Pour le rapport, le bac est « au bord de la rupture ». C’est une machine lourde que décrit A. Nouis, qui absorbe l’énergie des lycées dès le mois de mai. Du fait du bac , les élèves de 2de et 1ère sont souvent libérés en juin et toute l’énergie de l’institution est utilisée pour gérer les 700 000 candidats, les 170 000 correcteurs et les 4 millions de copies. Le rapport dénonce l’inflation des épreuves de l’examen final.

Pourtant le bac échoue à évaluer correctement et encore plus à préparer le passage vers le supérieur, estiment les rapporteurs. « Qu’évalue le bac ? Il est impossible de répondre à la question en raison de la logique compensatoire du baccalauréat », disent-ils. Ils relèvent une vérité apparue dans un rapport de l’inspection de 2011 :  » En 2010, entre 25,1 % (série S) et 46,6 % (série L) des bacheliers ont obtenu leur diplôme avec une note inférieure à 10 dans deux des trois disciplines les plus caractéristiques de chacune de leur série ».

Le bac ne prépare pas au supérieur car le choix de la filière se fait sur n mode hiérarchique et non d’orientation, estiment les auteurs. Ainsi seulement 58% des bacheliers S entament des études scientifiques. Pour eux le bac est trop encyclopédiste pour préparer vraiment à une orientation post bac.

Pour changer le bac, réformer le lycée

Du coup ce que propose le rapport de Terra Nova c’est déjà de réformer le lycée. Les années de 1ère et de terminale seraient découpées en 4 semestres. Dans chaque trimestre les élèves suivraient 7 modules de 4 heures. Ainsi ils pourraient avoir des enseignements plus approfondis. Une partie des modules serait imposée et une partie serait au choix des élèves de façon à leur apprendre l’autonomie.

Le nouveau bac interviendrait à deux moments. En mars de l’année de première les élèves passeraient une épreuve nationale de français et d’une autre matière. Et un an plus tard une épreuve de philosophie et d’une autre discipline. Au total le nouveau bac occuperait 2 journées avec 4 épreuves nationale corrigées de façon anonyme par des correcteurs extérieurs. Les autres disciplines seraient évaluées en controle continu, avec des banques nationales de sujets. Le travail des malheureux proviseurs serait bien allégé et les élèves resteraient en classe jusqu’a fin juin.

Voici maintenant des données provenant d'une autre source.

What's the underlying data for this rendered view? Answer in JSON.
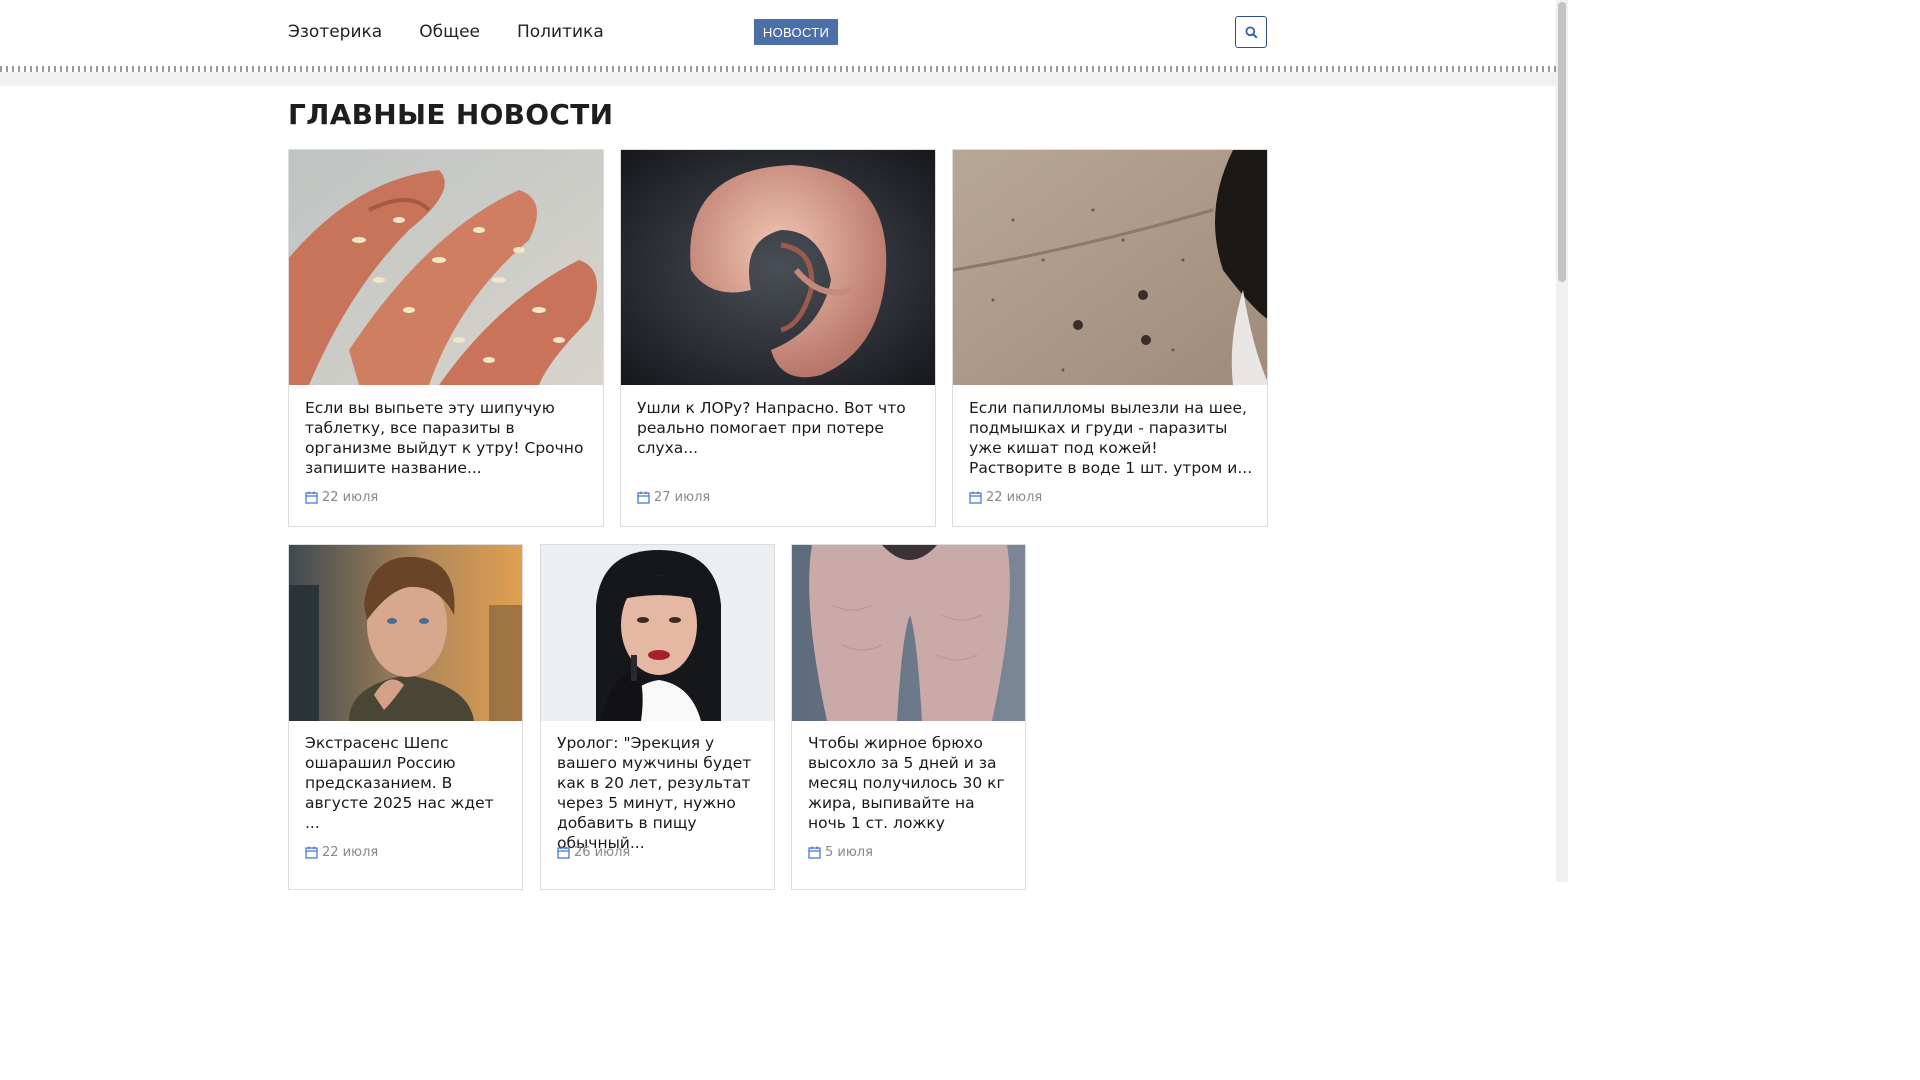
{
  "nav": {
    "items": [
      "Эзотерика",
      "Общее",
      "Политика"
    ],
    "news_label": "НОВОСТИ",
    "search_icon": "search-icon"
  },
  "section_title": "ГЛАВНЫЕ НОВОСТИ",
  "cards": [
    {
      "title": "Если вы выпьете эту шипучую таблетку, все паразиты в организме выйдут к утру! Срочно запишите название...",
      "date": "22 июля",
      "image": "fingers-with-parasites"
    },
    {
      "title": "Ушли к ЛОРу? Напрасно. Вот что реально помогает при потере слуха...",
      "date": "27 июля",
      "image": "ear-closeup"
    },
    {
      "title": "Если папилломы вылезли на шее, подмышках и груди - паразиты уже кишат под кожей! Растворите в воде 1 шт. утром и...",
      "date": "22 июля",
      "image": "neck-papillomas"
    },
    {
      "title": "Экстрасенс Шепс ошарашил Россию предсказанием. В августе 2025 нас ждет ...",
      "date": "22 июля",
      "image": "man-portrait"
    },
    {
      "title": "Уролог: \"Эрекция у вашего мужчины будет как в 20 лет, результат через 5 минут, нужно добавить в пищу обычный...",
      "date": "26 июля",
      "image": "doctor-woman"
    },
    {
      "title": "Чтобы жирное брюхо высохло за 5 дней и за месяц получилось 30 кг жира, выпивайте на ночь 1 ст. ложку",
      "date": "5 июля",
      "image": "thighs-cellulite"
    }
  ],
  "colors": {
    "accent": "#4c6fa8",
    "search_border": "#2f4f8a",
    "date_icon": "#3b6fd6"
  }
}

Un parcours des élèves au choix

Et l’orientation ? Pour les auteurs, la suppression du redoublement impose de développer l’autonomie et la responsabilité des jeunes. Par conséquent les élèves choisiraient une partie des modules et le niveau qu’ils veulent suivre (maths simples ou maths scientifiques par exemple). Mais au moment de l’orientation , les établissements d’enseignement supérieur exigeraient pour admettre un candidat qu’il ait réussi tel ou tel module. Il n’y aurait plus de notes compensatoires. « Sélection : le mot est inacceptable… Parlons orientation », nous a dit Martin Andler, tout en précisant que Terra Nova est d’accord pour la sélection à l’entrée de l’université.

 » Globalement, ces propositions s’inscrivent dans le cadre des disciplines et des programmes actuels qui peuvent être découpés en unités d’enseignement de différents niveaux. Elles n’obligent pas à tout reconstruire et ne remettent pas en cause l’idée d’une formation généraliste », précisent les auteurs.

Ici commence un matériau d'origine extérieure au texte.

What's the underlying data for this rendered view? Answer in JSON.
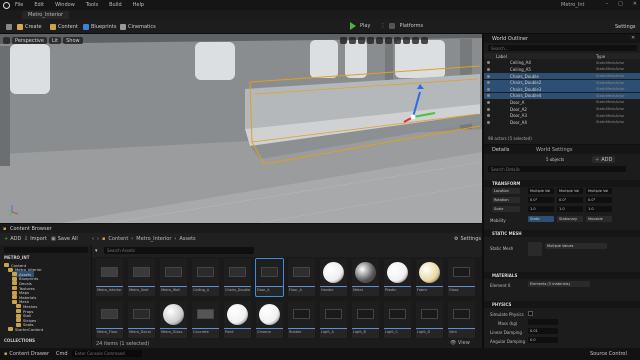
{
  "window": {
    "title": "Metro_Int"
  },
  "menu": [
    "File",
    "Edit",
    "Window",
    "Tools",
    "Build",
    "Help"
  ],
  "project_tab": "Metro_Interior",
  "toolbar": {
    "create": "Create",
    "content": "Content",
    "blueprints": "Blueprints",
    "cinematics": "Cinematics",
    "play": "Play",
    "platforms": "Platforms",
    "settings": "Settings"
  },
  "viewport": {
    "perspective": "Perspective",
    "lit": "Lit",
    "show": "Show"
  },
  "content_browser": {
    "title": "Content Browser",
    "add": "ADD",
    "import": "Import",
    "save_all": "Save All",
    "settings": "Settings",
    "breadcrumb": [
      "Content",
      "Metro_Interior",
      "Assets"
    ],
    "search_placeholder": "Search Assets",
    "project_label": "METRO_INT",
    "tree": [
      "Content",
      "Metro_Interior",
      "Assets",
      "Blueprints",
      "Decals",
      "Textures",
      "Maps",
      "Materials",
      "Mesh",
      "Meshes",
      "Props",
      "Stall",
      "Stripes",
      "Seats",
      "StarterContent"
    ],
    "collections": "COLLECTIONS",
    "status": "24 items (1 selected)",
    "assets_row1": [
      "Metro_Interior",
      "Metro_Seat",
      "Metro_Wall",
      "Ceiling_A",
      "Chairs_Double",
      "Door_A",
      "Floor_A",
      "Handle",
      "Metal",
      "Plastic",
      "Fabric",
      "Glass"
    ],
    "assets_row2": [
      "Metro_Floor",
      "Metro_Decal",
      "Metro_Glass",
      "Concrete",
      "Paint",
      "Chrome",
      "Rubber",
      "Light_A",
      "Light_B",
      "Light_C",
      "Light_D",
      "Vent"
    ]
  },
  "outliner": {
    "title": "World Outliner",
    "search_placeholder": "Search...",
    "col_label": "Label",
    "col_type": "Type",
    "rows": [
      {
        "name": "Ceiling_A4",
        "type": "StaticMeshActor",
        "selected": false
      },
      {
        "name": "Ceiling_A5",
        "type": "StaticMeshActor",
        "selected": false
      },
      {
        "name": "Chairs_Double",
        "type": "StaticMeshActor",
        "selected": true
      },
      {
        "name": "Chairs_Double2",
        "type": "StaticMeshActor",
        "selected": true
      },
      {
        "name": "Chairs_Double3",
        "type": "StaticMeshActor",
        "selected": true
      },
      {
        "name": "Chairs_Double4",
        "type": "StaticMeshActor",
        "selected": true
      },
      {
        "name": "Door_A",
        "type": "StaticMeshActor",
        "selected": false
      },
      {
        "name": "Door_A2",
        "type": "StaticMeshActor",
        "selected": false
      },
      {
        "name": "Door_A3",
        "type": "StaticMeshActor",
        "selected": false
      },
      {
        "name": "Door_A4",
        "type": "StaticMeshActor",
        "selected": false
      }
    ],
    "status": "98 actors (5 selected)"
  },
  "details": {
    "tab_details": "Details",
    "tab_world": "World Settings",
    "objects": "5 objects",
    "add": "ADD",
    "search_placeholder": "Search Details",
    "transform": "TRANSFORM",
    "location": "Location",
    "rotation": "Rotation",
    "scale": "Scale",
    "mobility": "Mobility",
    "multiple": "Multiple Val",
    "rot_vals": [
      "0.0°",
      "0.0°",
      "0.0°"
    ],
    "scale_vals": [
      "1.0",
      "1.0",
      "1.0"
    ],
    "static": "Static",
    "stationary": "Stationary",
    "movable": "Movable",
    "static_mesh": "STATIC MESH",
    "static_mesh_label": "Static Mesh",
    "static_mesh_value": "Multiple Values",
    "materials": "MATERIALS",
    "element0": "Element 0",
    "element0_value": "Elements (3 materials)",
    "physics": "PHYSICS",
    "simulate": "Simulate Physics",
    "mass": "Mass (kg)",
    "linear_damping": "Linear Damping",
    "linear_damping_val": "0.01",
    "angular_damping": "Angular Damping",
    "angular_damping_val": "0.0"
  },
  "bottom": {
    "content_drawer": "Content Drawer",
    "cmd": "Cmd",
    "cmd_placeholder": "Enter Console Command",
    "source_control": "Source Control"
  },
  "colors": {
    "accent": "#3c8fe0",
    "selection": "#2c4f73",
    "play": "#4bb543",
    "highlight": "#e0a020"
  }
}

« Cette logique de parcours apparaît relativement facile à mettre en place pour les baccalauréats généraux et technologiques. Elle permet de briser le clivage entre ces deux filières. En fonction de leur équipement informatique et de leur laboratoire, les établissements peuvent proposer des modules d’enseignement technologique que l’on trouve dans les programmes de STG, STI2D, STL voir ST2S. En supprimant la distinction entre filières technologique et générale, on supprime un facteur tacite d’inégalités. On accroît également les chances qu’ont les élèves plus fragiles de faire leurs années lycées dans le même établissement ». C’est déjà moins vrai pour les élèves du professionnel qui pourraient passer des modules supplémentaires pour espérer atteindre le supérieur.

Un lycée modulaire pour des élèves autonomes…

Terra Nova n’est pas la seule organisation à envisager le lycée modulaire. Le Sgen Cfdt nourrit aussi un projet comparable. Et un tel lycée existe par exemple en Suède. Le grand avantage c’est de brasser des élèves de profils différents dans le même établissement. On a là un outil efficace de réduction des inégalités sociales qui est le principal défi de notre système éducatif.

Le lycée envisagé par Terra Nova aurait aussi l’avantage de rendre les élèves plus autonomes et plus responsables. Martin Andler a souligné avec raison combien les élèves français se démarquent de leurs camarades en ce domaine. Le projet prévoit d’ailleurs une nouvelle épreuve de TPE en terminale pour renforcer cette dimension.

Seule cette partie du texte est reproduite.